Plant Genome. 2026 Mar;19(1):e70208. doi: 10.1002/tpg2.70208.
ABSTRACT
“Cytosine methylation plays an important role in the regulation of gene expression in plants.” Some iteration of this statement can be found in most papers centered on plant epigenetics and has become a widely accepted textbook claim. However, our generalized understanding of how DNA methylation exerts control over transcription is now challenged by observations demonstrating that transcriptional levels of most genes are unresponsive to DNA methylation changes. On a genome-wide scale, associations between DNA methylation and transcription are usually statistically weak. Even when correlations are found, the cause and effect can be difficult to identify, as methylation changes sometimes follow rather than precede transcriptional changes.
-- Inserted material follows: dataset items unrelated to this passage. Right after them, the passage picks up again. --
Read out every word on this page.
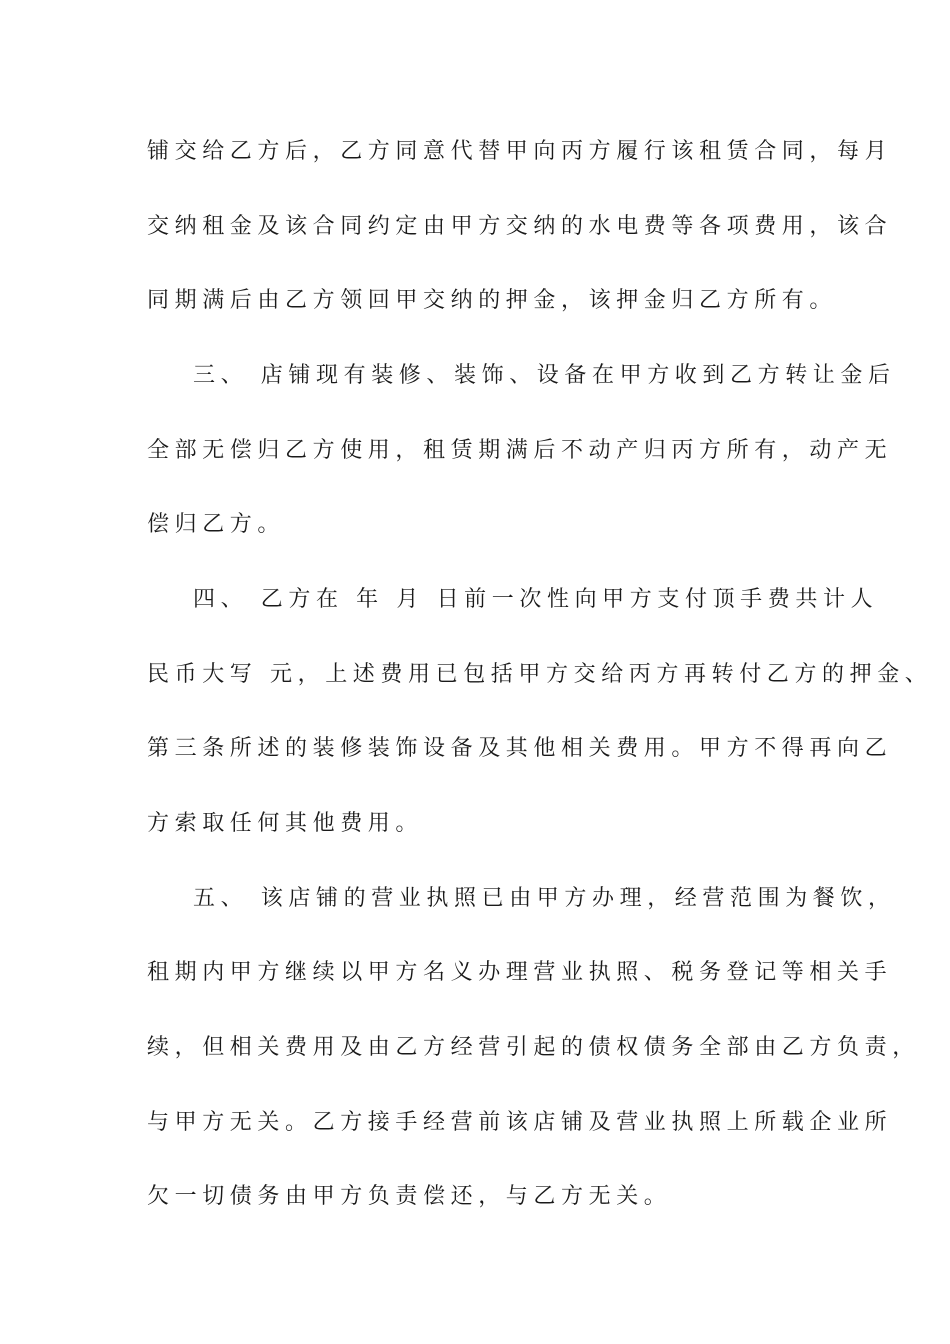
铺交给乙方后，乙方同意代替甲向丙方履行该租赁合同，每月
交纳租金及该合同约定由甲方交纳的水电费等各项费用，该合
同期满后由乙方领回甲交纳的押金，该押金归乙方所有。
三、 店铺现有装修、装饰、设备在甲方收到乙方转让金后
全部无偿归乙方使用，租赁期满后不动产归丙方所有，动产无
偿归乙方。
四、 乙方在 年 月 日前一次性向甲方支付顶手费共计人
民币大写 元，上述费用已包括甲方交给丙方再转付乙方的押金、
第三条所述的装修装饰设备及其他相关费用。甲方不得再向乙
方索取任何其他费用。
五、 该店铺的营业执照已由甲方办理，经营范围为餐饮，
租期内甲方继续以甲方名义办理营业执照、税务登记等相关手
续，但相关费用及由乙方经营引起的债权债务全部由乙方负责，
与甲方无关。乙方接手经营前该店铺及营业执照上所载企业所
欠一切债务由甲方负责偿还，与乙方无关。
While a growing number of studies explore a possible connection between differentially expressed genes (DEGs) and differentially methylated genes (DMGs), we demonstrate here that DEG-DMG overlaps are often significantly smaller than what could be expected by chance. This indicates that, contrary to expectations, changes in DNA methylation and changes in transcription sometimes avoid one another. Here, we discuss such observations and their implications for the hypothesis of a widespread control of gene expression directly by DNA methylation. While there are well-documented examples where DNA methylation regulates transcription, we argue that such cases represent a minority of genes, and we opine that approaches of reverse epigenetics are therefore unlikely to find broad application in breeding.